Puede decirse que nunca permaneció al margen de nada. En su empeño por ser y estar plenamente presente en la vida intelectual de su tiempo, acabó participando también de esa tristeza culpable que durante años pareció posarse sobre el ánimo de tantos pensadores españoles. Como muchos de ellos, observó con lucidez los momentos más difíciles de la historia nacional y se sintió llamada a mostrarlos al mundo. Así, en 1899, invitada por el abogado, político y periodista Mauricio Spronck, doña Emilia Pardo Bazán pronunció en un centro cultural parisino la conferencia titulada «La España de ayer y de hoy», donde expuso la imagen de una España herida y empequeñecida tras el desastre del 98.

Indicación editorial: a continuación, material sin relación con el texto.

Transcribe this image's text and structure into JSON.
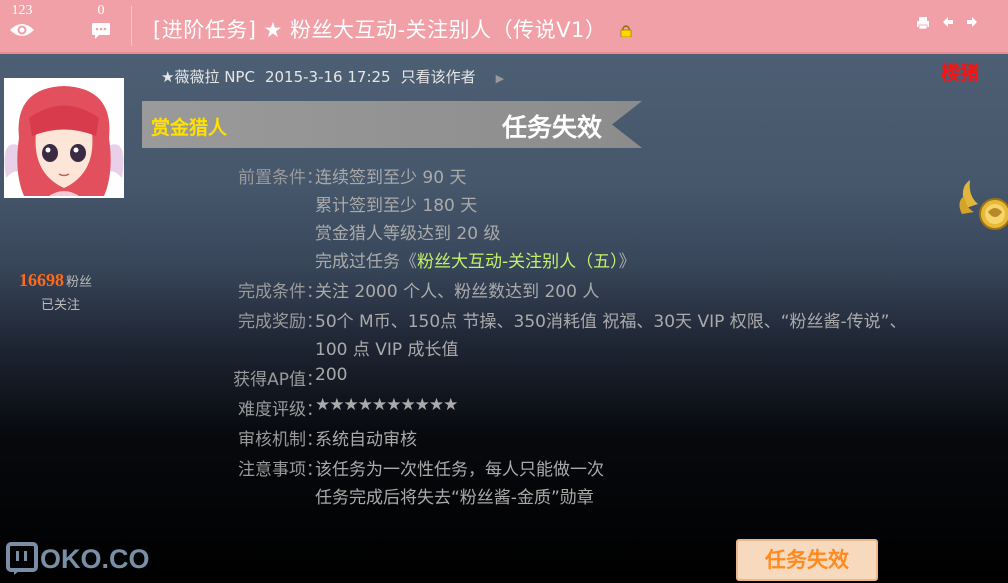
{
  "header": {
    "views": "123",
    "comments": "0",
    "title": "[进阶任务] ★ 粉丝大互动-关注别人（传说V1）",
    "icons": [
      "eye-icon",
      "comment-icon",
      "lock-icon",
      "print-icon",
      "prev-arrow-icon",
      "next-arrow-icon"
    ]
  },
  "user": {
    "fans_count": "16698",
    "fans_label": "粉丝",
    "follow_status": "已关注"
  },
  "post": {
    "author": "★薇薇拉 NPC",
    "datetime": "2015-3-16 17:25",
    "only_author": "只看该作者",
    "floor_label": "楼猪"
  },
  "banner": {
    "left": "赏金猎人",
    "right": "任务失效"
  },
  "task": {
    "pre_label": "前置条件：",
    "pre_1": "连续签到至少 90 天",
    "pre_2": "累计签到至少 180 天",
    "pre_3": "赏金猎人等级达到 20 级",
    "pre_4_prefix": "完成过任务《",
    "pre_4_link": "粉丝大互动-关注别人（五）",
    "pre_4_suffix": "》",
    "complete_label": "完成条件：",
    "complete_value": "关注 2000 个人、粉丝数达到 200 人",
    "reward_label": "完成奖励：",
    "reward_1": "50个 M币、150点 节操、350消耗值 祝福、30天 VIP 权限、“粉丝酱-传说”、",
    "reward_2": "100 点 VIP 成长值",
    "ap_label": "获得AP值：",
    "ap_value": "200",
    "difficulty_label": "难度评级：",
    "difficulty_value": "★★★★★★★★★★",
    "review_label": "审核机制：",
    "review_value": "系统自动审核",
    "note_label": "注意事项：",
    "note_1": "该任务为一次性任务，每人只能做一次",
    "note_2": "任务完成后将失去“粉丝酱-金质”勋章"
  },
  "watermark": "OKO.CO",
  "button": "任务失效"
}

Sin duda, gratuitamente, situó delante de los ojos de todos la visión de una máscara que identifica a los españoles con la herencia perdida de un tiempo en el que, a pesar de tanta envidia, fuimos los mejores. Eso convirtió en insidiosos apelativos el hecho de haber vertido sobre un Nuevo Mundo todos los sueños, las esperanzas, las ambiciones, la fe y el deseo de convertirlo en el reflejo de nosotros mismos.

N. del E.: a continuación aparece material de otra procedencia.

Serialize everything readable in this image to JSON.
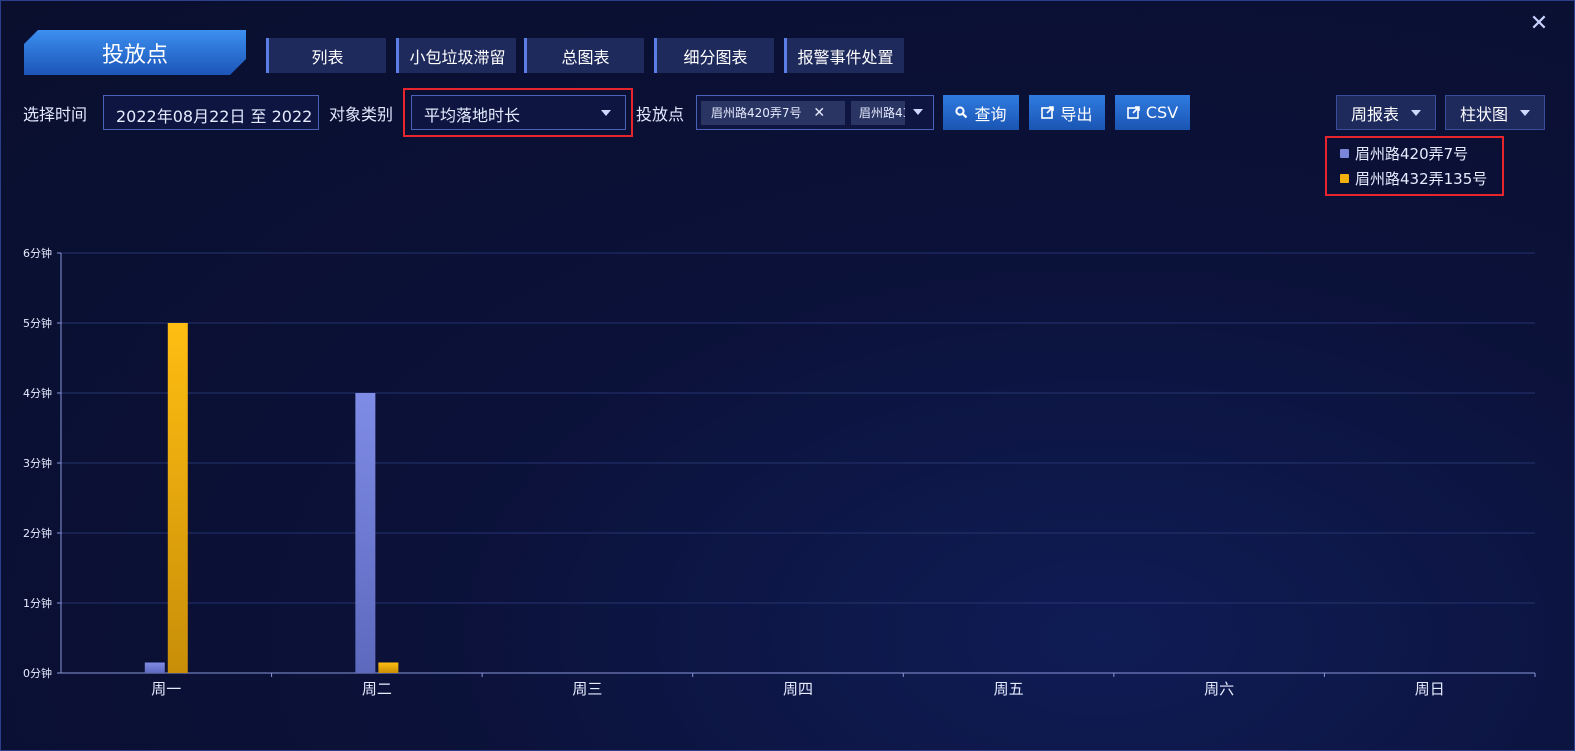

Fue en dicha conferencia donde, según los estudiosos, se emplea, por primera vez, en sentido político y en español, la expresión «leyenda negra».
Menos mal, que en pro de una valentía que considera suya, se despachó a gusto en el último tramo de esa conferencia, y en sus últimas palabras, no es a España a quien desnuda para ser sometida al juicio ajeno.
«Y pues mi sinceridad me autoriza, tengo derecho a afirmar que la contraleyenda española, la leyenda negra, divulgada por esa asquerosa prensa amarilla, mancha e ignominia de la civilización en los Estados Unidos, es mil veces más embustera que la leyenda dorada. Esta, cuando menos, arraiga en la tradición y en la historia; la disculpan y fundamentan nuestras increíbles hazañas de otros tiempos; por el contrario, la leyenda negra falsea nuestro carácter, ignora nuestra psicología, y reemplaza nuestra historia contemporánea con una novela, género Ponson du Terrail, con minas y contraminas, que no merece ni los honores del análisis. El tal novelón nos ha perjudicado, pues por absurda que sea la calumnia, siempre habrá quien la crea y propale; pero nada hubiese podido la calumnia contra nosotros, si nuestros yerros no colaborasen con nuestros calumniadores para llevarnos al abismo».

El día en que la historia se escriba imparcialmente; cuando acaben de despojarnos y
el denigrarnos no tenga objeto alguno, reconocerá el mundo que si hemos sido colonizadores
inhábiles, no hemos sido ni más crueles ni tan rapaces como esos anglo-sajones, cuyo ejemplo, propuesto ahora a las naciones mediterráneas, puede enseñarnos la adquisividad
y el instinto de apropiación, pero no la lealtad y la humanidad.